Typically, we feel a sense of excitement this time of year. Even after 20-30 years of teaching elementary students and high schoolers, there is something exciting about the first day of school.

Not this year.

We are teachers and state representatives and we both have concerns about our re-entry plans at a time when COVID-19 numbers are escalating, businesses are shuttering their doors again and people are masking up. We are not alone in our concerns, as every teacher we have talked to is losing sleep over the return to school.

When we talk about reopening schools, we must not overlook the fact that COVID-19 has only exacerbated the struggles that teachers were already facing: a statewide teacher shortage, poor teacher pay and an insufficient number of substitute teachers.

As educators, the attack on our profession over the last ten years has been relentless, and as a result, our teacher vacancies go unfilled during a normal school year, let alone this one. Furthermore, with a lack of subs to fill in when they’re gone, teachers have little wiggle room when it comes to taking any amount of time off, even if they get sick.

Going back to the classroom in the middle of a pandemic is no way to prepare our students for the educational challenges they will face. Asking people to inspire and educate the future generation is getting more and more difficult, especially considering the lack of help or concern shown from our General Assembly.

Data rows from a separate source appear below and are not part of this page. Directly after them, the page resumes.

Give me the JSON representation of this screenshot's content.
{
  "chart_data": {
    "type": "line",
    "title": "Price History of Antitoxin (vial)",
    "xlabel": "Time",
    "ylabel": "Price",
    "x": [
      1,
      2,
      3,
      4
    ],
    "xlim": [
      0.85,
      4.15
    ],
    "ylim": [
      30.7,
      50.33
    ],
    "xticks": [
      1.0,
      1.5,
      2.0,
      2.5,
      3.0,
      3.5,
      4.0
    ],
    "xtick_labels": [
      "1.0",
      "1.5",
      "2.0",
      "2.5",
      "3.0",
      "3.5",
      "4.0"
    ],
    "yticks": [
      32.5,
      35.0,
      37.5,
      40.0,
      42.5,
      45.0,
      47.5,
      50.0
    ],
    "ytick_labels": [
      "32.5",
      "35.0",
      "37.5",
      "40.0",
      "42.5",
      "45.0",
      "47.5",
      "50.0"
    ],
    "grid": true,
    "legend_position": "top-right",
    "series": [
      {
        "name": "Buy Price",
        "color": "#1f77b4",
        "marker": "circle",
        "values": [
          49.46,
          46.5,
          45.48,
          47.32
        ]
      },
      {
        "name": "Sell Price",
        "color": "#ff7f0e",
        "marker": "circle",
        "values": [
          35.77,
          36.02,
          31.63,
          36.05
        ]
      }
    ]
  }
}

Leadership in the State Capitol has refused time and time again to deal with Indiana’s education crisis, and that was before the pandemic.

We know there are no simple solutions for the education crises that Hoosiers have witnessed for years, but we do know that the best people to help guide us through these challenges and find solutions are the ones out in the field. Unfortunately, those same people are the ones we are recklessly putting at risk.

There are two things that our Legislature and Governor can do to make this trying time a little less strained for teachers. One is to provide clarity, especially as our superintendents are thrown into making hurried decisions with little guidance. The other is to guarantee funding at 100 percent, regardless of a school’s chosen method of instruction. Until this happens, teachers and school administrators will be left confused and scared over what will happen if a school is forced to close because of an outbreak.

Decisions to keep schools open out of fear of loss of funding, even in the face of an outbreak, should be unacceptable to all Hoosiers.

Education is the foundation of our community. Indiana needs to take the lead and offer safe solutions for our children, our teachers and our schools. Anything less is unsafe and unconscionable.